Mr S Narsing Rao CMD of India’s second largest coal producer Singareni Collieries Company Limited plans to revise coal prices upward during this quarter to offset the rise in cost of production. Mr Rao told that “We are likely to revise the prices. However, the quantum of increase will be decided shortly.”
Mr Rao said that the state owned coal miner did not increase coal prices in the recent times despite an increase in the average cost of production, which is around INR 1,451 per tonne during 2010 to 2011 as compared with INR 1,384.7 per tonne during 2009 to 2010.
He said that “Labour wage has increased 21% in 2010 to 2011 due to inflation. Normally, the labour wage increases by 8% to 10% in a year.”
Mr Rao said that the coal demand was estimated at 58 million tonnes during 2010-11, 6 million tonnes more than 52 million tonnes coal that SCCL produced. The consumers meet the deficit by importing the coal or from buying from other mines. In addition, there is pending demand from the industries to the tune of 16 million tonnes of coal.
Mr Rao said that “This demand cannot be met in the near future as there cannot be any incremental production. Our production will go up in some mines but simultaneously some old mines will be closed ensuring that the net capacity addition is minimum.”

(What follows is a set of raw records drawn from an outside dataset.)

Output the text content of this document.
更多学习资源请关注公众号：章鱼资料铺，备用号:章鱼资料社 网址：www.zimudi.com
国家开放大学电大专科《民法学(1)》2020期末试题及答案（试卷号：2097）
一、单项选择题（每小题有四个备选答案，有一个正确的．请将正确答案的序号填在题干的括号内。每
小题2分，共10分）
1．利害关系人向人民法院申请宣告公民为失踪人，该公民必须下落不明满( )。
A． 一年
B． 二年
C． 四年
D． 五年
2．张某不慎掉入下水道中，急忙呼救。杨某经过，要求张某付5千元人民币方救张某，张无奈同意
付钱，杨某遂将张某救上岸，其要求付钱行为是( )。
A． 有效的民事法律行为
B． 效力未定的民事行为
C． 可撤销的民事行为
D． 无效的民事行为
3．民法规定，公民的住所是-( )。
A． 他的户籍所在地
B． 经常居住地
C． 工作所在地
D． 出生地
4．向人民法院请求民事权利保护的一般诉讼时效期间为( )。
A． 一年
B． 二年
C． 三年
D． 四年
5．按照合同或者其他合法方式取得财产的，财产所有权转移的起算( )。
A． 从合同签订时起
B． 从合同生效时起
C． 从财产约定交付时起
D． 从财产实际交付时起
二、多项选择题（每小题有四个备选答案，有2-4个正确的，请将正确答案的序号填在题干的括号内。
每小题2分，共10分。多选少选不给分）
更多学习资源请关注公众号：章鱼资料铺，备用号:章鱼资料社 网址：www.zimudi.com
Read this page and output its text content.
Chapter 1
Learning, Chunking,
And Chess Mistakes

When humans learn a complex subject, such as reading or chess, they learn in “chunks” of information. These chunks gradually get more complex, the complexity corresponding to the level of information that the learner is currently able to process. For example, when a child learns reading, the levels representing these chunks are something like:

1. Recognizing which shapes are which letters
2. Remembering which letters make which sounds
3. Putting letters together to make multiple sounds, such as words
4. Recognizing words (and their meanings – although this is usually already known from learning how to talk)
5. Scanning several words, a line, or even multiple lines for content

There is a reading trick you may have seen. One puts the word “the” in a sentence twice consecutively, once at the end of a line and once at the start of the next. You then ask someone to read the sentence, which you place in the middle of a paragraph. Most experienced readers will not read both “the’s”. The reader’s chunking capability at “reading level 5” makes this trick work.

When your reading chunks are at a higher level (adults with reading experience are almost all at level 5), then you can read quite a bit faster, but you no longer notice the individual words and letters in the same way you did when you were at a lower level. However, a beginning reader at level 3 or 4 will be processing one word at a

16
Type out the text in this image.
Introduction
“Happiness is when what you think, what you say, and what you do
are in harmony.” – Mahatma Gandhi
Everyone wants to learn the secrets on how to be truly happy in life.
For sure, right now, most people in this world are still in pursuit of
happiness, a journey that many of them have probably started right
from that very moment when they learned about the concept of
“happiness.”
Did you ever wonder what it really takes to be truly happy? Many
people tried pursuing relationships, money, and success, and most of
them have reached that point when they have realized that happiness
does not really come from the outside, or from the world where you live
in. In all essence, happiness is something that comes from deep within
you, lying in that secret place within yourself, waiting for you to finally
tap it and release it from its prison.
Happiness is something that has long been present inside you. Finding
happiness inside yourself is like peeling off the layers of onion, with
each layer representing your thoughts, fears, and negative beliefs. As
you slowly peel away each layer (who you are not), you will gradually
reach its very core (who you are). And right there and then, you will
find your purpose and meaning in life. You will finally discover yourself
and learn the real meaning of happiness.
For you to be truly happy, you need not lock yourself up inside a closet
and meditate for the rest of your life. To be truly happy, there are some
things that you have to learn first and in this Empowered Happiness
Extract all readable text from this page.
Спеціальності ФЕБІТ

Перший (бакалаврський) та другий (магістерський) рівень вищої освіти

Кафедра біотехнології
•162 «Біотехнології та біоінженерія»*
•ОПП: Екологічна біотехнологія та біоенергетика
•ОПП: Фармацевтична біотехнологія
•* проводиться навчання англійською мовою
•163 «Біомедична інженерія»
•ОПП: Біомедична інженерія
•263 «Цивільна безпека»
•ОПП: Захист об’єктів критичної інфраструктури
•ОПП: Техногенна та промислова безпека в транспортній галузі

SCCL had levied a 30% premium on A, B and C grades of coal. The premium levied is between INR 224.96 and INR 674.86 per tonnes over the basic price depending on the quality and the distance from the customers.
CIL has already hiked the coal prices last month for its non-power customers. CIL increased the price of A and B grade coal by 154% and 162 % respectively. However, prices of other grades of coal were revised upwardly by 30%.